When performing periodic maintenance, checklists are worked through to ensure that critical elements of the machine are operating smoothly and that the manufacturer’s maintenance specifications are being met. If inconsistencies are found or a component shows out-of-specification wear, the affected components are replaced.


How can conventional maintenance approaches be optimized?

However, periodic maintenance offers few starting points for proactively handling unforeseen incidents. Severe wear of components or other problems that occur outside the established maintenance schedule usually go undetected and can cause lower efficiency or even machine failure.


This is where new and sustainable concepts come into play, providing more flexibility by breaking down the rigid structures of periodic maintenance.

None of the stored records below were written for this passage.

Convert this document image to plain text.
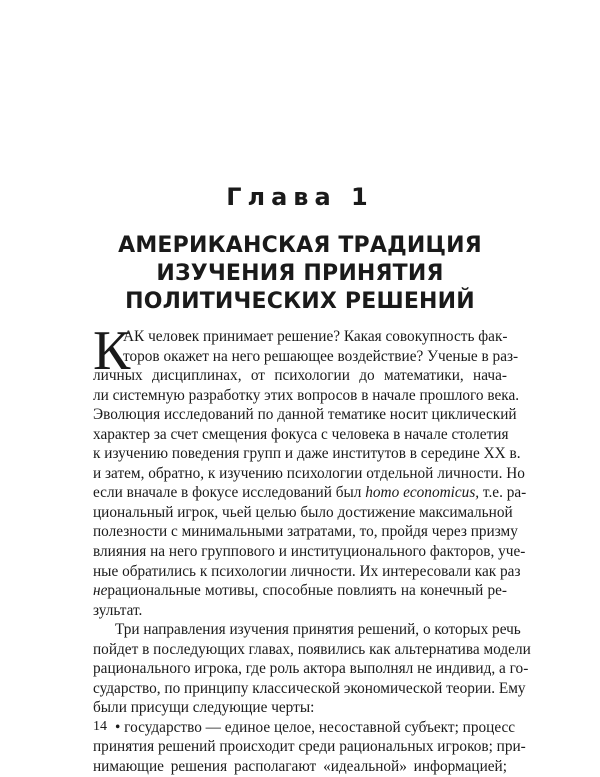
Глава 1
АМЕРИКАНСКАЯ ТРАДИЦИЯ
ИЗУЧЕНИЯ ПРИНЯТИЯ
ПОЛИТИЧЕСКИХ РЕШЕНИЙ
К
АК человек принимает решение? Какая совокупность фак-
торов окажет на него решающее воздействие? Ученые в раз-
личных дисциплинах, от психологии до математики, нача-
ли системную разработку этих вопросов в начале прошлого века.
Эволюция исследований по данной тематике носит циклический
характер за счет смещения фокуса с человека в начале столетия
к изучению поведения групп и даже институтов в середине XX в.
и затем, обратно, к изучению психологии отдельной личности. Но
если вначале в фокусе исследований был homo economicus, т.е. ра-
циональный игрок, чьей целью было достижение максимальной
полезности с минимальными затратами, то, пройдя через призму
влияния на него группового и институционального факторов, уче-
ные обратились к психологии личности. Их интересовали как раз
нерациональные мотивы, способные повлиять на конечный ре-
зультат.
Три направления изучения принятия решений, о которых речь
пойдет в последующих главах, появились как альтернатива модели
рационального игрока, где роль актора выполнял не индивид, а го-
сударство, по принципу классической экономической теории. Ему
были присущи следующие черты:
• государство — единое целое, несоставной субъект; процесс
принятия решений происходит среди рациональных игроков; при-
нимающие решения располагают «идеальной» информацией;
14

This gives companies the opportunity to intervene proactively and prevent failures before they occur. The concept of predictive maintenance in particular offers enormous potential for improving maintenance and carrying it out more efficiently, as well as increasing plant availability. The prerequisites for this are the connection of the machines to the Internet of Things (IoT) and the live data available as a result.


What is predictive maintenance?

Predictive maintenance is based on the digital twin and on Industry 4.0. With the help of sensors and cloud solutions, data on the condition of the machine or individual components is recorded, collected and evaluated. On the basis of permanent monitoring, predictive maintenance ensures that maintenance takes place at the right time and components are replaced before a defect leads to the failure of the entire machine and a production standstill. Faults and wear and tear can be identified and remedied at an early stage.

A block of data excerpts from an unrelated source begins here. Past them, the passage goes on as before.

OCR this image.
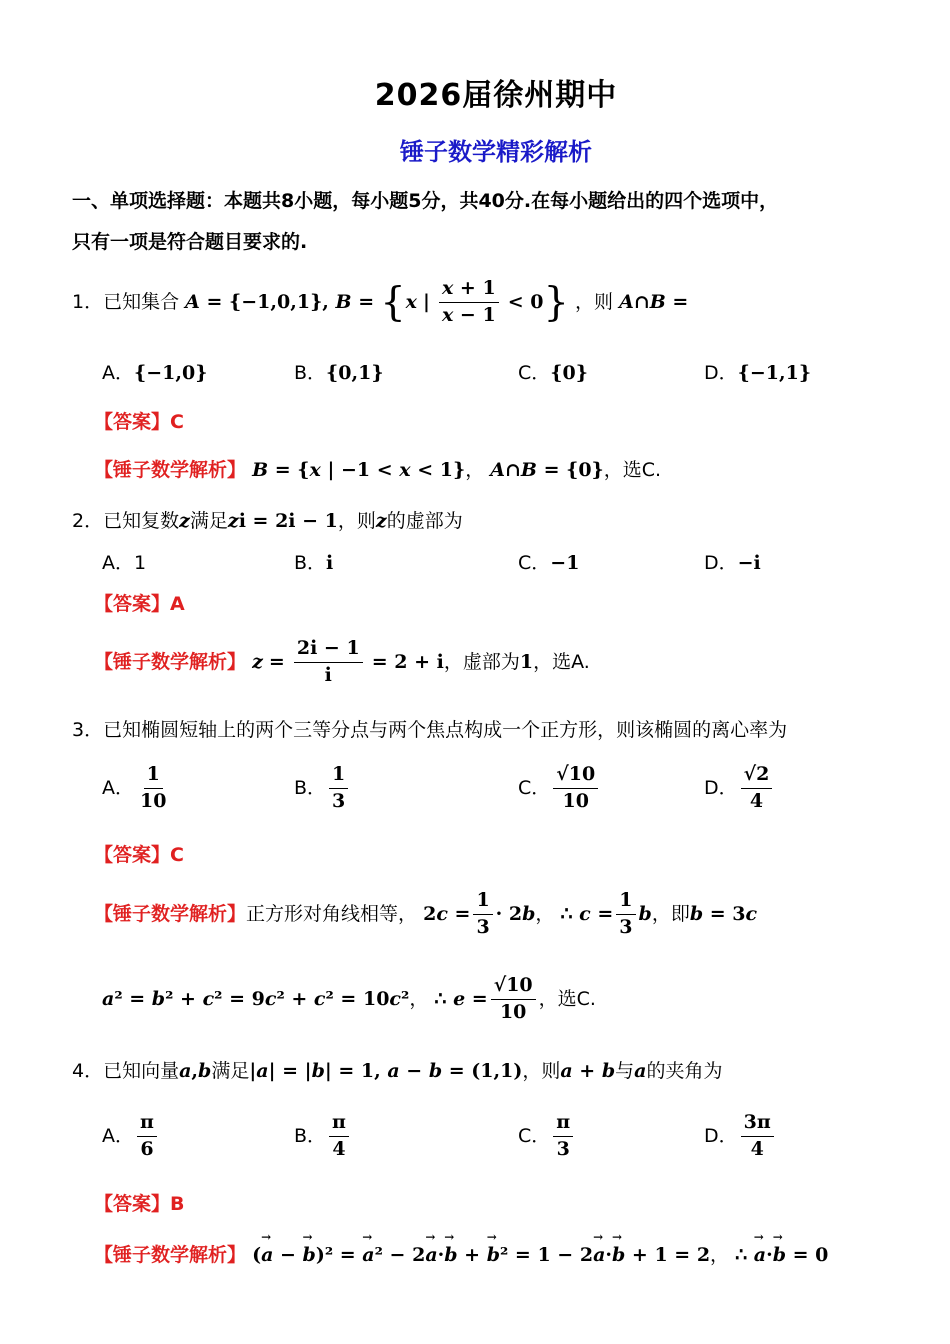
2026届徐州期中
锤子数学精彩解析
一、单项选择题：本题共8小题，每小题5分，共40分.在每小题给出的四个选项中，
只有一项是符合题目要求的.
1．已知集合 A = {−1,0,1}, B = {x | $\frac{x + 1}{x - 1} < 0$} ，则 A∩B =
A．{−1,0}	B．{0,1}	C．{0}	D．{−1,1}
【答案】C
【锤子数学解析】 B = {x | −1 < x < 1}， A∩B = {0}，选C.
2．已知复数z满足zi = 2i − 1，则z的虚部为
A．1	B．i	C．−1	D．−i
【答案】A
【锤子数学解析】 $z = \frac{2i - 1}{i} = 2 + i$，虚部为1，选A.
3．已知椭圆短轴上的两个三等分点与两个焦点构成一个正方形，则该椭圆的离心率为
A． $\frac{1}{10}$	B． $\frac{1}{3}$	C． $\frac{√10}{10}$	D． $\frac{√2}{4}$
【答案】C
【锤子数学解析】正方形对角线相等， $2c = \frac{1}{3} \cdot 2b$， ∴ $c = \frac{1}{3}$ b，即b = 3c
a² = b² + c² = 9c² + c² = 10c²， ∴ $e = \frac{√10}{10}$ ，选C.
4．已知向量a,b满足|a| = |b| = 1, a − b = (1,1)，则a + b与a的夹角为
A． $\frac{\pi}{6}$	B． $\frac{\pi}{4}$	C． $\frac{\pi}{3}$	D． $\frac{3\pi}{4}$
【答案】B
【锤子数学解析】 (→ a − → b)² = → a² − 2→ a·→ b + → b² = 1 − 2→ a·→ b + 1 = 2， ∴ → a·→ b = 0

How does predictive maintenance work?

With the help of the Internet of Things, the collected data is transferred to the cloud and stored there. The information collected already provides a certain amount of information and can be used to ensure the operation of machines and systems. For predictive maintenance, it is also essential to determine the significance of a certain value for the machine and its lifecycle. Machine learning helps here by identifying correlations, anomalies and patterns from the data sets obtained. A number of different algorithms are used to train the system with a frequent number of runs based on the historical data.


Benefits of predictive maintenance

With periodic maintenance, there are fixed periods of time when a machine is taken out of operation to perform the necessary maintenance tasks. In combination with predictive maintenance, these planned downtimes can be used more efficiently. The data obtained allows conclusions to be drawn about the condition of individual components that would perhaps not be considered as part of the next scheduled maintenance. In this way, potential problems can be identified at an early stage and rectified during the downtime that was planned anyway.


With predictive maintenance, machines fail less frequently and have correspondingly higher availability. Predictive maintenance also offers advantages in the event of an unplanned downtime. On the one hand, the response time is reduced due to the permanent monitoring of the equipment. On the other hand, all historical data on the equipment is stored in the system. This can be used to start analyses of faults and thus discover the cause of the failure more quickly and minimize the unplanned downtime.


Conclusion: Combine instead of replace

Predictive maintenance is an optimal approach to meaningfully incorporate captured IoT data into maintenance. It permanently maps the conditions of individual components and enables maintenance to be carried out at the strategically best time. Components are changed neither too early nor too late, which leads to a significant cost reduction in the long run.


It is not the claim of predictive maintenance to replace periodic maintenance. Rather, it can usefully complement and extend the existing strategy to enable operators to act proactively when it comes to maintenance. The interaction of periodic maintenance and proactive concepts achieves maximum added value. In this way, the defined downtimes of periodic maintenance can be used more efficiently. The result: Unplanned downtimes are avoided and machine availability is significantly increased.